HaplotypeCaller works well for Human Genome, but if you are working with non-human samples, then FreeBayes is a good alternative. It's much faster than HaplotypeCaller and can further be parallelized.

Run Freebayes in parallel as follows

samtools faidx SALSA_OUT/scaffolds_FINAL.fasta
freebayes-parallel <(fasta_generate_regions.py SALSA_OUT/scaffolds_FINAL.fasta.fai 100000) 40 -f assembly/chr20.p_ctg.fasta ~/data/bams/alignment_scaffolds.bam  > snps/freebayes_variants.vcf

This should take around 15 minutes with 40 cores. If you want to run on a specific region, the command would be

freebayes -f SALSA_OUT/scaffolds_FINAL.fasta -r scaffold_1:1-350000 alignment_scaffolds.bam  > snps/small.vcf

If you have a set of regions defined as confident regions, you can use SelectVariants utility from gatk to extract variants just in that region.

Phase SNPs with Omni-C data

Since Omni-C data has long-range links similar to Hi-C data, we can use that for chromosome-scale SNP phasing. The program we will use here is HapCUT2.
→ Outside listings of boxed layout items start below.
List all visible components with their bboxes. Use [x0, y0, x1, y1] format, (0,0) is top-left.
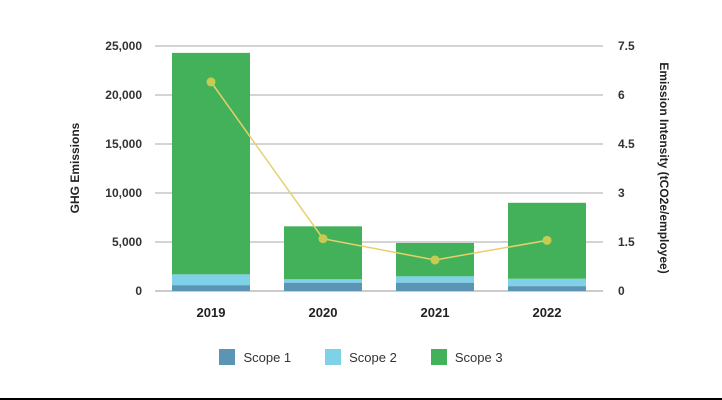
legend-item-scope-1: Scope 1 [219, 349, 291, 365]
legend-swatch-scope-2 [325, 349, 342, 365]
y-tick-label: 15,000 [105, 137, 142, 151]
y2-tick-label: 6 [618, 88, 625, 102]
x-tick-label: 2020 [309, 305, 338, 320]
intensity-point-2021 [430, 255, 440, 265]
bar-scope-1-2020 [284, 282, 362, 291]
y-axis-title: GHG Emissions [68, 122, 82, 213]
legend: Scope 1 Scope 2 Scope 3 [0, 349, 722, 365]
legend-item-scope-3: Scope 3 [430, 349, 503, 365]
y2-tick-label: 4.5 [618, 137, 635, 151]
bar-scope-2-2020 [284, 279, 362, 283]
y-tick-label: 0 [135, 284, 142, 298]
intensity-point-2019 [206, 77, 216, 87]
legend-item-scope-2: Scope 2 [325, 349, 397, 365]
bar-scope-1-2019 [172, 285, 250, 291]
legend-label-scope-2: Scope 2 [349, 349, 397, 365]
x-tick-label: 2021 [421, 305, 450, 320]
legend-label-scope-3: Scope 3 [454, 349, 503, 365]
y-tick-label: 25,000 [105, 39, 142, 53]
y2-tick-label: 0 [618, 284, 625, 298]
bar-scope-1-2022 [508, 286, 586, 291]
y2-tick-label: 3 [618, 186, 625, 200]
legend-label-scope-1: Scope 1 [243, 349, 292, 365]
x-tick-label: 2019 [197, 305, 226, 320]
y-tick-label: 10,000 [105, 186, 142, 200]
x-tick-label: 2022 [533, 305, 562, 320]
y-tick-label: 5,000 [112, 235, 142, 249]
intensity-line [210, 81, 548, 261]
bar-scope-1-2021 [396, 282, 474, 291]
y2-axis-title: Emission Intensity (tCO2e/employee) [657, 62, 671, 273]
bar-scope-3-2019 [172, 52, 250, 275]
y-tick-label: 20,000 [105, 88, 142, 102]
bottom-rule [0, 398, 722, 400]
y2-tick-label: 7.5 [618, 39, 635, 53]
bar-scope-2-2019 [172, 274, 250, 286]
bar-scope-2-2021 [396, 276, 474, 283]
legend-swatch-scope-1 [219, 349, 236, 365]
bar-scope-2-2022 [508, 278, 586, 287]
legend-swatch-scope-3 [430, 349, 447, 365]
intensity-point-2020 [318, 234, 328, 244]
intensity-point-2022 [542, 235, 552, 245]
y2-tick-label: 1.5 [618, 235, 635, 249]
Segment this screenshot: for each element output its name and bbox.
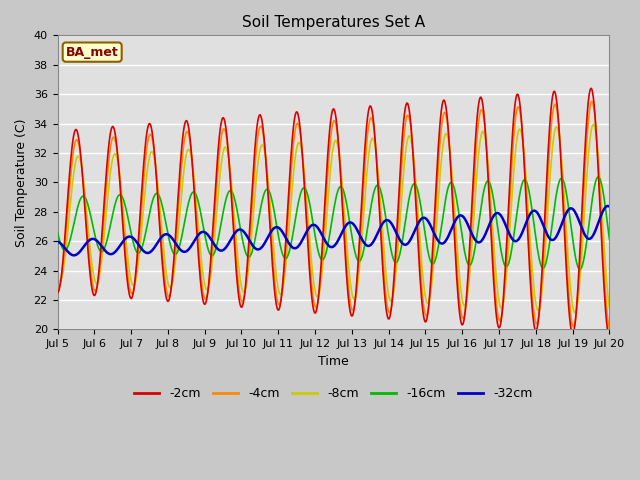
Legend: -2cm, -4cm, -8cm, -16cm, -32cm: -2cm, -4cm, -8cm, -16cm, -32cm bbox=[129, 383, 538, 406]
X-axis label: Time: Time bbox=[318, 355, 349, 368]
Title: Soil Temperatures Set A: Soil Temperatures Set A bbox=[242, 15, 425, 30]
Y-axis label: Soil Temperature (C): Soil Temperature (C) bbox=[15, 118, 28, 247]
Text: BA_met: BA_met bbox=[66, 46, 118, 59]
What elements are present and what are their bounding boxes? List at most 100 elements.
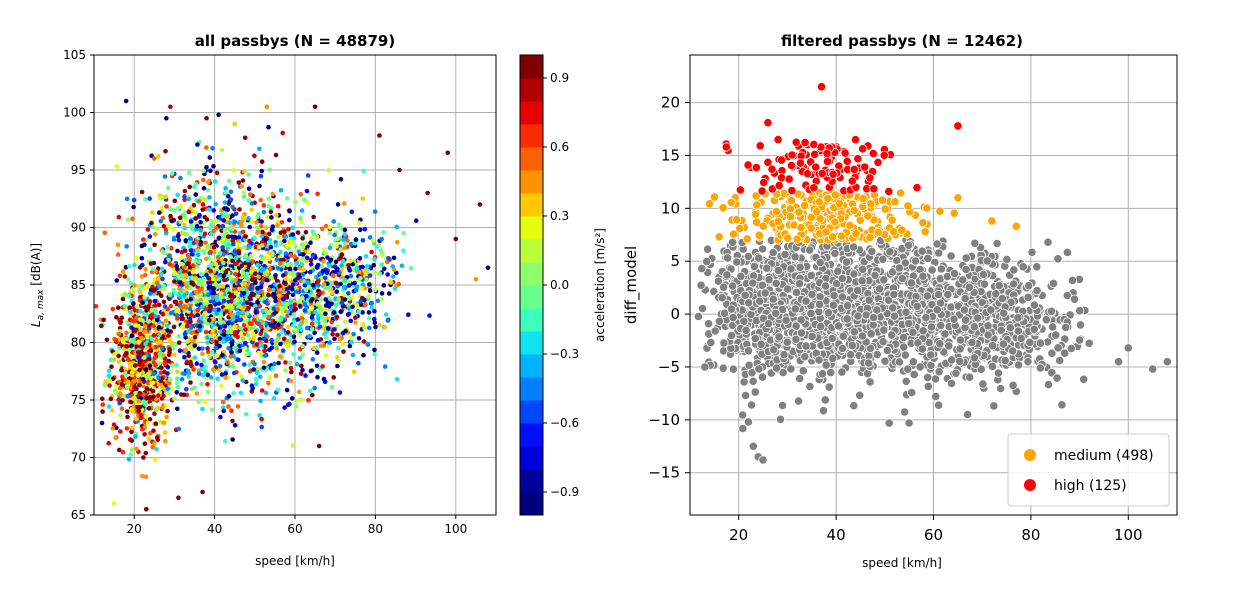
left-data-point xyxy=(254,220,259,225)
left-data-point xyxy=(349,339,354,345)
left-data-point xyxy=(373,287,378,293)
left-x-ticks: 20 40 60 80 100 xyxy=(127,515,467,536)
left-data-point xyxy=(117,385,123,391)
left-data-point xyxy=(132,283,137,288)
left-data-point xyxy=(374,244,380,249)
left-data-point xyxy=(110,426,115,431)
left-data-point xyxy=(342,293,348,298)
left-data-point xyxy=(363,253,369,259)
left-data-point xyxy=(156,291,162,296)
left-data-point xyxy=(196,248,201,254)
right-data-point-base xyxy=(933,400,944,410)
left-data-point xyxy=(243,252,248,258)
left-data-point xyxy=(351,369,357,375)
left-data-point xyxy=(216,367,222,373)
left-outlier-point xyxy=(143,506,149,512)
right-data-point-base xyxy=(755,296,765,306)
left-data-point xyxy=(214,170,220,176)
left-data-point xyxy=(283,305,288,311)
right-data-point-base xyxy=(783,284,793,294)
left-data-point xyxy=(185,339,190,344)
left-data-point xyxy=(391,255,397,261)
left-data-point xyxy=(256,350,262,356)
left-data-point xyxy=(161,283,166,289)
left-data-point xyxy=(156,340,161,345)
left-data-point xyxy=(184,386,189,392)
left-data-point xyxy=(120,339,126,345)
left-outlier-point xyxy=(445,150,451,156)
left-data-point xyxy=(332,336,337,342)
colorbar-level xyxy=(520,423,543,447)
left-outlier-point xyxy=(123,98,129,104)
left-data-point xyxy=(228,294,233,299)
left-data-point xyxy=(311,214,316,220)
left-data-point xyxy=(152,242,157,248)
left-data-point xyxy=(220,245,225,250)
left-data-point xyxy=(181,322,186,327)
left-data-point xyxy=(228,197,234,202)
right-data-point-base xyxy=(800,352,810,362)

We will use HapCUT2 for haplotype phasing. This works only on SNPs/short indels, so we will filter Freebayes variants.

grep -E '^#|0/0|CHROM|1/1|0/1|1/0|0/2|2/0' snps/freebayes_variants.vcf > snps/freebayes_variants.filtered.vcf

After filtering, we will run HapCUT2.

mkdir -p hapcut
extractHAIRS --bam alignment.bam --VCF snps/freebayes_variants.filtered.vcf --hic 1 --out hapcut/fragments.txt
HAPCUT2 --fragments hapcut/fragments.txt --VCF snps/freebayes_variants.filtered.vcf --output hapcut/phasing.txt --hic 1

We have to make sure to set -hic flag to 1 since we are using Hi-C like data for phasing. This step is time consuming, but it will phase all the contigs end-to-end.